De Malvinas a Tini: la nueva ola nacionalista que empieza a incomodar a Milei
Se trata de un discurso que recupera conceptos como soberanía, recursos naturales, empresas estratégicas y defensa de los intereses nacionales, con especial presencia entre sectores jóvenes.
Una serie de señales que aparecen por fuera de las estructuras partidarias comenzó a llamar la atención de encuestadores, analistas políticos y dirigentes territoriales. Se trata de un discurso que recupera conceptos como soberanía, recursos naturales, empresas estratégicas y defensa de los intereses nacionales, con especial presencia entre sectores jóvenes.
Una de las primeras expresiones visibles apareció durante el Mundial, cuando la bandera de Malvinas ganó protagonismo en distintos ámbitos vinculados a la Selección argentina. Desde entonces, comenzaron a observarse otras manifestaciones asociadas con la defensa de la propiedad de la tierra, el rechazo a determinadas privatizaciones y una mayor preocupación por el control de los recursos considerados estratégicos.
El fenómeno todavía no tiene una conducción política definida ni una representación electoral concreta. Tampoco responde de manera uniforme a una identidad partidaria. Quienes analizan estas expresiones sostienen que atraviesan distintos sectores sociales y políticos y que no pueden ser explicadas únicamente como una reacción vinculada al kirchnerismo o a la izquierda.
El rechazo a la venta de tierras
Uno de los puntos en los que este discurso encontró mayor visibilidad fue el debate sobre las modificaciones a la Ley de Tierras. La posibilidad de flexibilizar las restricciones para la adquisición de tierras rurales por parte de capitales extranjeros generó cuestionamientos desde distintos sectores.
A esa discusión se sumaron críticas a algunas privatizaciones y a la transferencia de activos considerados estratégicos. En ese marco, conceptos que durante los últimos años habían quedado más asociados a determinados espacios políticos volvieron a ocupar un lugar en el debate público: soberanía, recursos naturales, producción nacional y control de sectores estratégicos.
La particularidad es que estos reclamos no necesariamente aparecen acompañados por una reivindicación del kirchnerismo ni por una identificación con la izquierda. En algunos casos, incluso, conviven con posiciones políticas diferentes y con críticas tanto al peronismo como al Gobierno de Javier Milei.

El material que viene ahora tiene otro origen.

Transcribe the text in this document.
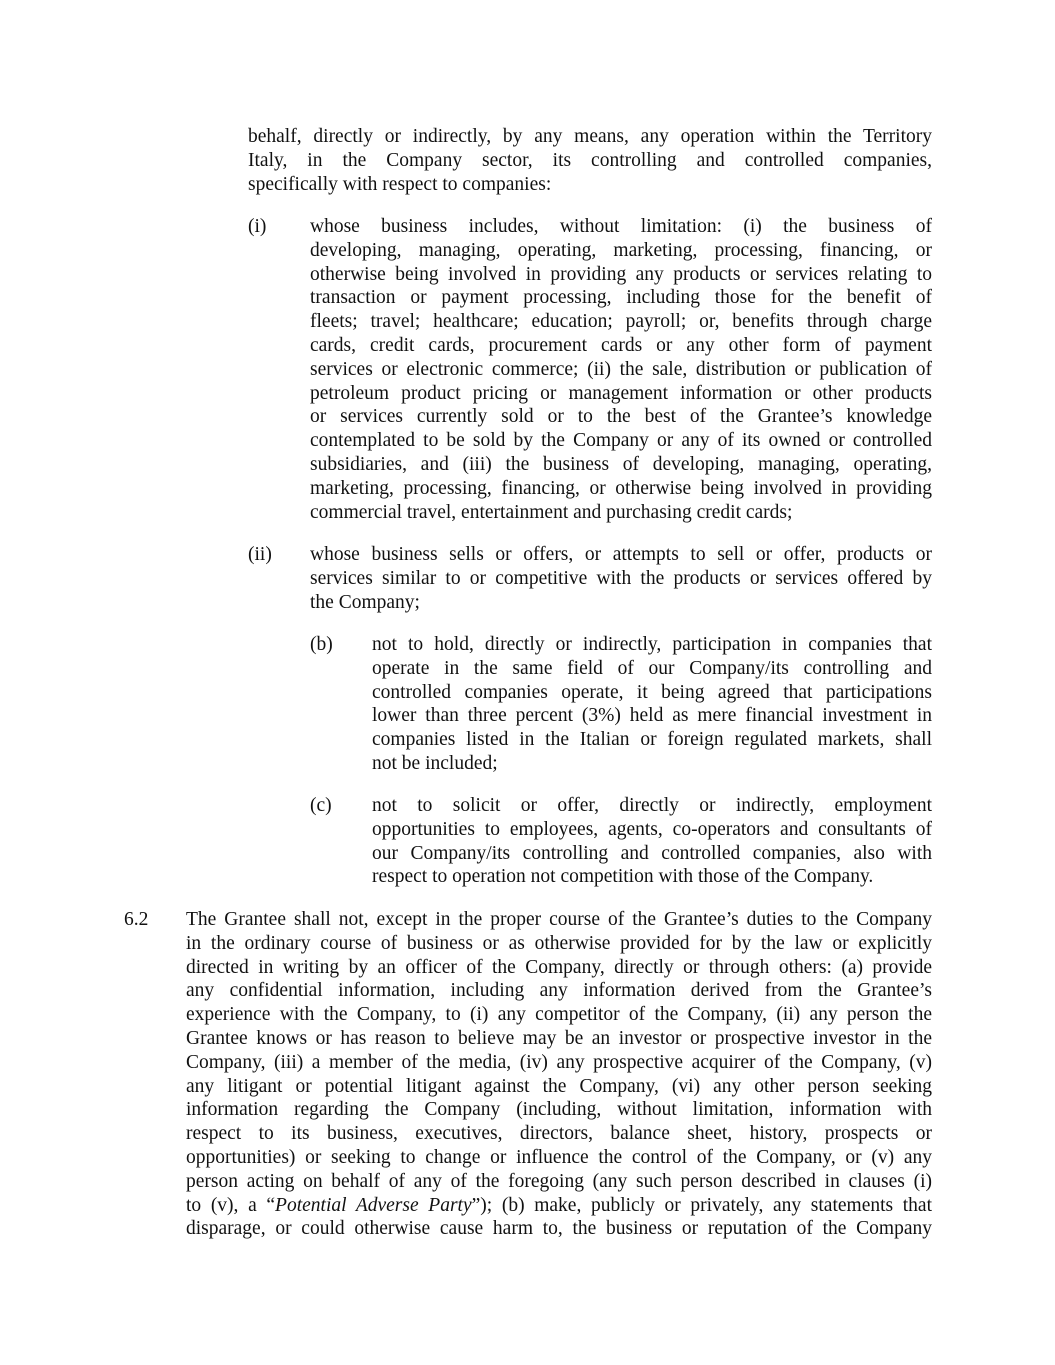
behalf, directly or indirectly, by any means, any operation within the Territory
Italy, in the Company sector, its controlling and controlled companies,
specifically with respect to companies:
(i) whose business includes, without limitation: (i) the business of
developing, managing, operating, marketing, processing, financing, or
otherwise being involved in providing any products or services relating to
transaction or payment processing, including those for the benefit of
fleets; travel; healthcare; education; payroll; or, benefits through charge
cards, credit cards, procurement cards or any other form of payment
services or electronic commerce; (ii) the sale, distribution or publication of
petroleum product pricing or management information or other products
or services currently sold or to the best of the Grantee’s knowledge
contemplated to be sold by the Company or any of its owned or controlled
subsidiaries, and (iii) the business of developing, managing, operating,
marketing, processing, financing, or otherwise being involved in providing
commercial travel, entertainment and purchasing credit cards;
(ii) whose business sells or offers, or attempts to sell or offer, products or
services similar to or competitive with the products or services offered by
the Company;
(b) not to hold, directly or indirectly, participation in companies that
operate in the same field of our Company/its controlling and
controlled companies operate, it being agreed that participations
lower than three percent (3%) held as mere financial investment in
companies listed in the Italian or foreign regulated markets, shall
not be included;
(c) not to solicit or offer, directly or indirectly, employment
opportunities to employees, agents, co-operators and consultants of
our Company/its controlling and controlled companies, also with
respect to operation not competition with those of the Company.
6.2 The Grantee shall not, except in the proper course of the Grantee’s duties to the Company
in the ordinary course of business or as otherwise provided for by the law or explicitly
directed in writing by an officer of the Company, directly or through others: (a) provide
any confidential information, including any information derived from the Grantee’s
experience with the Company, to (i) any competitor of the Company, (ii) any person the
Grantee knows or has reason to believe may be an investor or prospective investor in the
Company, (iii) a member of the media, (iv) any prospective acquirer of the Company, (v)
any litigant or potential litigant against the Company, (vi) any other person seeking
information regarding the Company (including, without limitation, information with
respect to its business, executives, directors, balance sheet, history, prospects or
opportunities) or seeking to change or influence the control of the Company, or (v) any
person acting on behalf of any of the foregoing (any such person described in clauses (i)
to (v), a “Potential Adverse Party”); (b) make, publicly or privately, any statements that
disparage, or could otherwise cause harm to, the business or reputation of the Company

Tini y el impacto entre los jóvenes
La discusión también tuvo una expresión en el ámbito cultural. Tini Stoessel compartió el mensaje “La Patria no se vende” con sus más de 20 millones de seguidores y se pronunció contra modificaciones vinculadas con la Ley de Tierras.
La intervención de la cantante volvió a poner en evidencia el peso que pueden tener figuras de la música y del entretenimiento en debates que tradicionalmente estuvieron concentrados en dirigentes políticos y organizaciones partidarias.
Su posicionamiento se sumó al de otros artistas que expresaron reparos frente a los cambios propuestos y ayudó a instalar la discusión entre públicos que no necesariamente participan de manera activa en la política tradicional.
Un fenómeno que todavía busca representación
Para quienes siguen estas tendencias en encuestas y en territorio, una de las principales incógnitas es si estas expresiones pueden transformarse en una identidad política estable.
Por ahora, no existe una estructura partidaria que reúna a todos los sectores que adhieren a estas posiciones ni un programa común que permita hablar de un nuevo espacio político consolidado. Sí aparecen, en cambio, coincidencias alrededor de determinados temas vinculados con la soberanía y el papel del Estado.
Ese punto es el que genera una particular tensión con el Gobierno de Milei. La agenda oficial promueve una mayor apertura económica, la reducción de la participación estatal y la privatización de empresas y activos públicos, además de una posición favorable a la llegada de capitales extranjeros.
El eventual crecimiento de una corriente nacionalista y transversal podría convertirse así en un desafío político para el oficialismo, especialmente si logra instalar entre los jóvenes una discusión económica vinculada con la soberanía y el control de los recursos nacionales.
Por el momento, se trata de señales dispersas y de un fenómeno en formación. La incógnita es si esa reivindicación de lo nacional quedará limitada a expresiones culturales y coyunturales o si, con el tiempo, encontrará dirigentes, organización y una propuesta electoral capaz de disputar el sentido político del concepto de “patria”.